Sunday at 25 FPS

As we wait for tonight’s award ceremony, let’s cosy in just a bit longer at the MM Centre and SC Cinema and enjoy the poetic reflections on darkness and alienation.

Our guest speaker Daïchi Saïto uses darkness as an element of difference which engulfs the scenes of physical landscapes in undulating surges before we are able to discern them fully or at all. At the same time, darkness gives them texture, a place where their formal attributes surface – colours, forms and relations between elements in space. Saïto Engram of Returning evokes scenes instead of showing them, imitating our mental process of recalling memories. Of his poetics and aesthetics the author will speak at the lecture Spaces Between Images at 3pm at the MM Centre. After the award ceremony and screening of award-winning film, at 20pm Engram of Returning will rumble across the SC Cinema, with musical accompaniment from the Canadian saxophonist Jason Sharp.
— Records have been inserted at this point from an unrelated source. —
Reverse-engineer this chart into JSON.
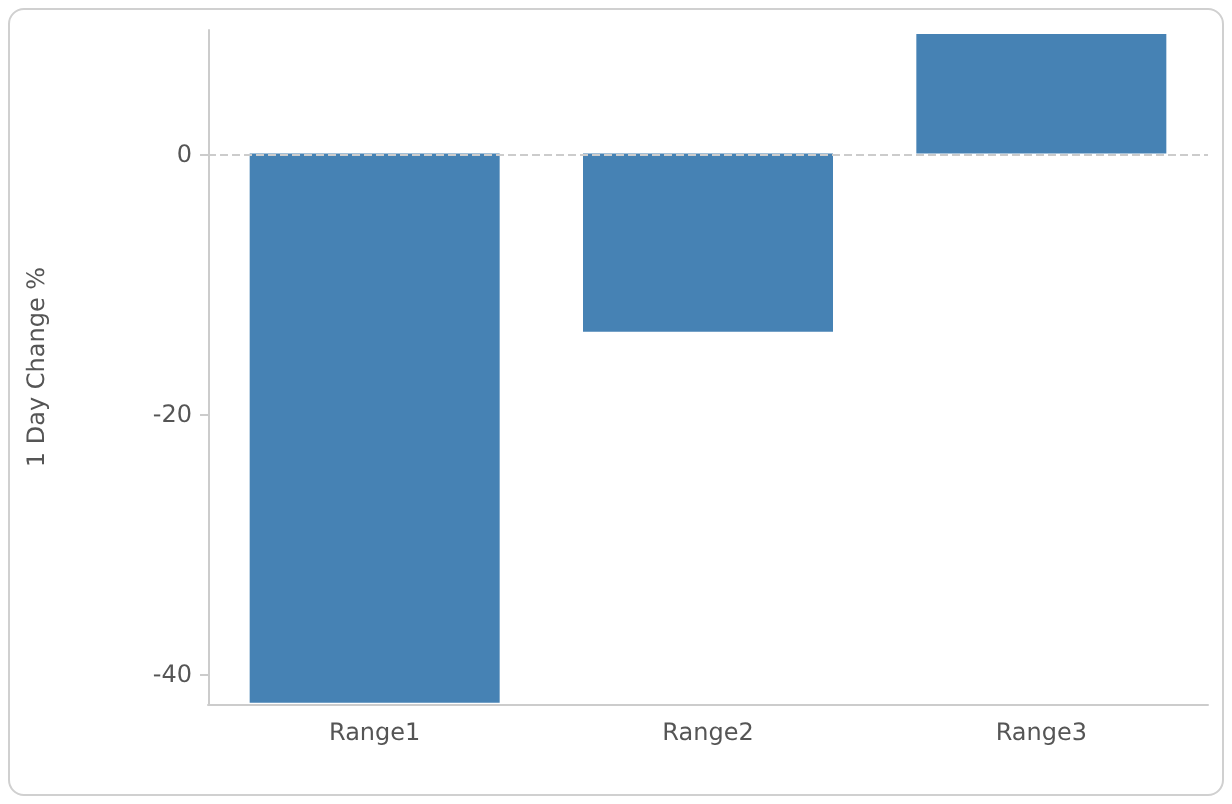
{
  "chart_data": {
    "type": "bar",
    "ylabel": "1 Day Change %",
    "categories": [
      "Range1",
      "Range2",
      "Range3"
    ],
    "values": [
      -42.2,
      -13.7,
      9.2
    ],
    "color": "#4682b4",
    "ylim": [
      -42.3,
      9.5
    ],
    "yticks": [
      -40,
      -20,
      0
    ],
    "grid": false,
    "ref_lines": [
      {
        "axis": "y",
        "value": 0,
        "label": null,
        "color": "#cccccc",
        "line_style": "dashed"
      }
    ]
  }
}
Our third Jury's Choice program presents Dane Komljen and his long feature debut All the Cities of the North. Since our last encounter (Surplus of Wind, 2014), Dane has expanded his vision to the feature length. The film, despite its globetrotting pedigree, focuses the narrative on a specific geographic location, an abandoned hotel resort on the border between Montenegro and Albania. An imposing, today forgotten dream of Yugoslav modernism, seen from above seems ‘like a constellation’ while on the ground its rigorous architecture is overgrown with vegetation. To Komljen’s lonely protagonists, the ruins are much more than a symbol of failed dreams and crumbling times. They are the place that connects people, a point of utopian reflection on ‘the new social order’ build on ‘garbage and surplus’; a shared space where people can be alone. Join the conversation with Komljen and Davor Konjikušić right after the screening. 

We are closing Kino SC with the third performance by Bruce McClureCompliments Are Made Darkest by Daylight, title of this site-specific projector performance, evokes perceptive bursts in the comforting drone of the vast cinema.